Five ways to enjoy the ''Lord of the Rings'' exhibit. The Museum of Science in Boston hosts the exhibition's only stop Stateside

By Brian Hiatt
Updated August 03, 2004 at 04:00 AM EDT

Don’t tell Gollum, but we’ve found The Precious — and it’s in Boston. The One Ring itself, or rather, one of several ”One Rings” used onscreen, is among the artifacts on display at Boston’s Museum of Science in a new exhibition devoted to Peter Jackson’s blockbuster adaptation of J.R.R. Tolkien’s ”Lord of the Rings” trilogy. Here’s why ”LOTR” fans might want to forgo their New Zealand vacations this year in favor of a trip to Beantown (where the exhibit runs through Oct. 24).

1. You can visit the Hobbiton Mill. Many of the settings in ”LOTR” existed only as fantastically detailed miniatures. So visitors can grab a Sauron’s-eye view of the Hobbiton Mill, the Tower of Barad-dur, and The Tower of Orthanc. ”They’re miniatures, but they’re gigantic miniatures,” says exhibit planner Ed Rodley. ”Some of them are too big to travel — Rivendell filled entire rooms They refer to them as big-iatures.”

2. Check out Aragorn’s duds. From Gandalf’s cloak, hat, and sword to Arwen’s equestrian outfit, the exhibit gathers clothing and props from every major character. ”That’s the thing that really brings it to life for me,” says Az James, who helped develop the exhibit for the Museum of New Zealand Te Papa Tongarewa. ”They made things that are absolutely perfect, but only appeared on screen for a second. It’s true craftmanship.”

3. Catch a creature feature. Want to meet Treebeard? A near-scale version of the friendly, ancient Ent is hanging out in the museum, as are a gigantic cave troll, a goblin, and detailed explanations of how the creatures came to flesh-chomping life.
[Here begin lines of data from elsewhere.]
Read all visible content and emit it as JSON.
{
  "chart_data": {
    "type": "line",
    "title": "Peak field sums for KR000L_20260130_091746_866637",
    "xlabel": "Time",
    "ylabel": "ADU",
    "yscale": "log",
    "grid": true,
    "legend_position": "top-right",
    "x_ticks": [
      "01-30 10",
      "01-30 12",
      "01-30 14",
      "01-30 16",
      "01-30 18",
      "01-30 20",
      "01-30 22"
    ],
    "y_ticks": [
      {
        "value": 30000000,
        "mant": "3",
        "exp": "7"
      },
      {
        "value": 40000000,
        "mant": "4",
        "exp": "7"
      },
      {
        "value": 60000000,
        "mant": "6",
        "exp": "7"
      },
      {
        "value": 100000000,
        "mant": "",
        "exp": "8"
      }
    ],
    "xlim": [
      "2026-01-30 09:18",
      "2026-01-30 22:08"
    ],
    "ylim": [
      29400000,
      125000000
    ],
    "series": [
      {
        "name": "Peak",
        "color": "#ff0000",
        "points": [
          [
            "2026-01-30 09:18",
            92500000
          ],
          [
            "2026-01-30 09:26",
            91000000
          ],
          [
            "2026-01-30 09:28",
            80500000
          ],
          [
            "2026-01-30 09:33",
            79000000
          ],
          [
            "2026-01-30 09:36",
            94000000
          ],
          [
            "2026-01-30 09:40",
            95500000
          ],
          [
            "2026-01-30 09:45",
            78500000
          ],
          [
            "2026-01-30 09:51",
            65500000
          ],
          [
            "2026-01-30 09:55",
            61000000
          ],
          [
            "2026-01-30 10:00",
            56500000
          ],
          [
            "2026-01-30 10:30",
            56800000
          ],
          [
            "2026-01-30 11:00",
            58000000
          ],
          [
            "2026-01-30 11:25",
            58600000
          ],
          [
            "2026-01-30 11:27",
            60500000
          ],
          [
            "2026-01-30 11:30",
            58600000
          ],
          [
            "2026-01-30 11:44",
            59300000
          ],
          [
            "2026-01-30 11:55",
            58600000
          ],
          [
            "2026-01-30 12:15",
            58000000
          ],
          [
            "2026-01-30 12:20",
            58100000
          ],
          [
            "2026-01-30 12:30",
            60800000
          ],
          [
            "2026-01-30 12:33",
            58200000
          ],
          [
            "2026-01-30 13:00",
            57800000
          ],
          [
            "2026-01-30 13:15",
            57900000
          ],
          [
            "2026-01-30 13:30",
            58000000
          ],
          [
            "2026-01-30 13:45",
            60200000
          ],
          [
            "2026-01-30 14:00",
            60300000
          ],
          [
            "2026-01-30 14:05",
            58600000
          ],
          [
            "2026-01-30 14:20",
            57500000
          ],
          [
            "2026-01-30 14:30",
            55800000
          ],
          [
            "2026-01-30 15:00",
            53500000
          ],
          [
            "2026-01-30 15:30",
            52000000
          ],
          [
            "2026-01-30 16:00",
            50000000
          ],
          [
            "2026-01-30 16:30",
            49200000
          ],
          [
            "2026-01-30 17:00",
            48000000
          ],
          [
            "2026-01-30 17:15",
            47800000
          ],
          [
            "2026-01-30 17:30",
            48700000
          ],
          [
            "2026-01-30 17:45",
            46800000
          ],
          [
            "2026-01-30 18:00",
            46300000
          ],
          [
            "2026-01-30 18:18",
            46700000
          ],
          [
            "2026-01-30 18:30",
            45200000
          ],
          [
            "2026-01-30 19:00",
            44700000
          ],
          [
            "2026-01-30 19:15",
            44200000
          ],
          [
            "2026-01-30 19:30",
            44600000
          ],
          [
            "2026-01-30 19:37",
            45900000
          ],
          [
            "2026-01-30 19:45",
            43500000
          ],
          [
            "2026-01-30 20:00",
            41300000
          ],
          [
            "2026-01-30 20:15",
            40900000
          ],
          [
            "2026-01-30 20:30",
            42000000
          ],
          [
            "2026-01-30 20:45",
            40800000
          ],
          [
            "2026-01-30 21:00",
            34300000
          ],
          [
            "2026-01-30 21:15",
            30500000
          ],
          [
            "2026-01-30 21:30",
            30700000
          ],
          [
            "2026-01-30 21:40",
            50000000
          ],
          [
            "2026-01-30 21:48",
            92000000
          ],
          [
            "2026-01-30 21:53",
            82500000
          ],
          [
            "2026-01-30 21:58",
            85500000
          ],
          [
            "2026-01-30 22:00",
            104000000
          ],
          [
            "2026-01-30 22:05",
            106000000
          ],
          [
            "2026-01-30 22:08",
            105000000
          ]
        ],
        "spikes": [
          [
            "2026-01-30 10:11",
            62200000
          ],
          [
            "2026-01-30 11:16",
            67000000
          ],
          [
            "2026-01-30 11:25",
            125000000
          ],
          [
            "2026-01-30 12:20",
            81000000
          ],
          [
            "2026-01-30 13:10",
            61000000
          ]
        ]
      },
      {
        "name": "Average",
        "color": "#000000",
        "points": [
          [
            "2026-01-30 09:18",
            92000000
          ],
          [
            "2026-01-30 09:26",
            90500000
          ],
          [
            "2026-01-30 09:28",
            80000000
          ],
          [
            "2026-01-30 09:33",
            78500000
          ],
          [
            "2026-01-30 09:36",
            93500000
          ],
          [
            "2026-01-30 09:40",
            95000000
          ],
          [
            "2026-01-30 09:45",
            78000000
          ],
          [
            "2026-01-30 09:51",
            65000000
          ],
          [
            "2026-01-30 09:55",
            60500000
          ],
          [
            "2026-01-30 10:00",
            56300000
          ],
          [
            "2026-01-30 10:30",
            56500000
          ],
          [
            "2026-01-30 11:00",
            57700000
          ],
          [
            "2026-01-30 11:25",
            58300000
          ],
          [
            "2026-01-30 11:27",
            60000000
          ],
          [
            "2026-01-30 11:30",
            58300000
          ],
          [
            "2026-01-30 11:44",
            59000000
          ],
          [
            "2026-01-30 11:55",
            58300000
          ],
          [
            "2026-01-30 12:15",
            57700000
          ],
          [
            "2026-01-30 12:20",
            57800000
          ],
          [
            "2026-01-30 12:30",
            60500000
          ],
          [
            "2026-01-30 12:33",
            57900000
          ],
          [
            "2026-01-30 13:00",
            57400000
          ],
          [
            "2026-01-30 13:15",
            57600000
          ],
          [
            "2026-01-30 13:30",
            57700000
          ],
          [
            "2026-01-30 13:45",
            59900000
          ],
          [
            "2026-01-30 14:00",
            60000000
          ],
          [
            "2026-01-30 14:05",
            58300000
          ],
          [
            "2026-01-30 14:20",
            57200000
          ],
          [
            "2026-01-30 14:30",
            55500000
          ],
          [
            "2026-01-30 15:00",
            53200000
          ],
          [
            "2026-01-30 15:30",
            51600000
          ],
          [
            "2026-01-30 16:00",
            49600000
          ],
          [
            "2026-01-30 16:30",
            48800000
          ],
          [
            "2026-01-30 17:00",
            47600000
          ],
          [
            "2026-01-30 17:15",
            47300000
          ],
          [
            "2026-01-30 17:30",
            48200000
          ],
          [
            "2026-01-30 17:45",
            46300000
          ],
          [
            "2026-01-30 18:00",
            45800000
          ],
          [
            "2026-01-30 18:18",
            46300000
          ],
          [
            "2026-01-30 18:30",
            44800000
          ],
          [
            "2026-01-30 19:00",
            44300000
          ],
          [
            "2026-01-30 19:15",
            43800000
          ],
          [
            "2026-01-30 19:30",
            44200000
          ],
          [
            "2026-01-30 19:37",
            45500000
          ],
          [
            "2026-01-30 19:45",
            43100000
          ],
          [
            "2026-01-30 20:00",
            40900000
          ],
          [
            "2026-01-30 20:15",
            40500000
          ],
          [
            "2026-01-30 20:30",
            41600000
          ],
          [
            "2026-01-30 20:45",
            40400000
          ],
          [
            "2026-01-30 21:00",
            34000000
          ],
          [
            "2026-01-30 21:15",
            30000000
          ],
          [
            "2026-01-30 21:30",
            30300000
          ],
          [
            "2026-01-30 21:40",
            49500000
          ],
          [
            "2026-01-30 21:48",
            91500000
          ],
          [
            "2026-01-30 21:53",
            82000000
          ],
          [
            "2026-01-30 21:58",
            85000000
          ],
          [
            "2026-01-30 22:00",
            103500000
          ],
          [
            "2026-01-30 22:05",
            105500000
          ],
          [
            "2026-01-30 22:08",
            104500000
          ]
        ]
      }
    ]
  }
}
4. Get cut down to Frodo’s size. Don’t tell anybody, but Elijah Wood isn’t THAT short. The forced-perspective tricks used to make the hobbits look teeny are illuminated in an exhibit that lets fans project themselves into a scene in ”Fellowship of the Ring” in which Gandalf and Frodo ride a donkey cart. ”There are two benches on two different scales, physically separated by a couple of feet, that a pair of cameras look at,” explains Rodley. ”When you composite those two images from those two cameras, the images seem to line up perfectly.”

5. Release your inner Gollum. Visitors can try out the motion-capture technology that sets Gollum a-crawlin’. Step in front of a special camera, and an on-screen digital doppelgänger — either a human, an orc, or an elf — will mimic your every move. And just like Andy Serkis (the actor who ”played” Gollum), you won’t get nominated for an Oscar — even if you really, really deserve one. Not that we’re bitter.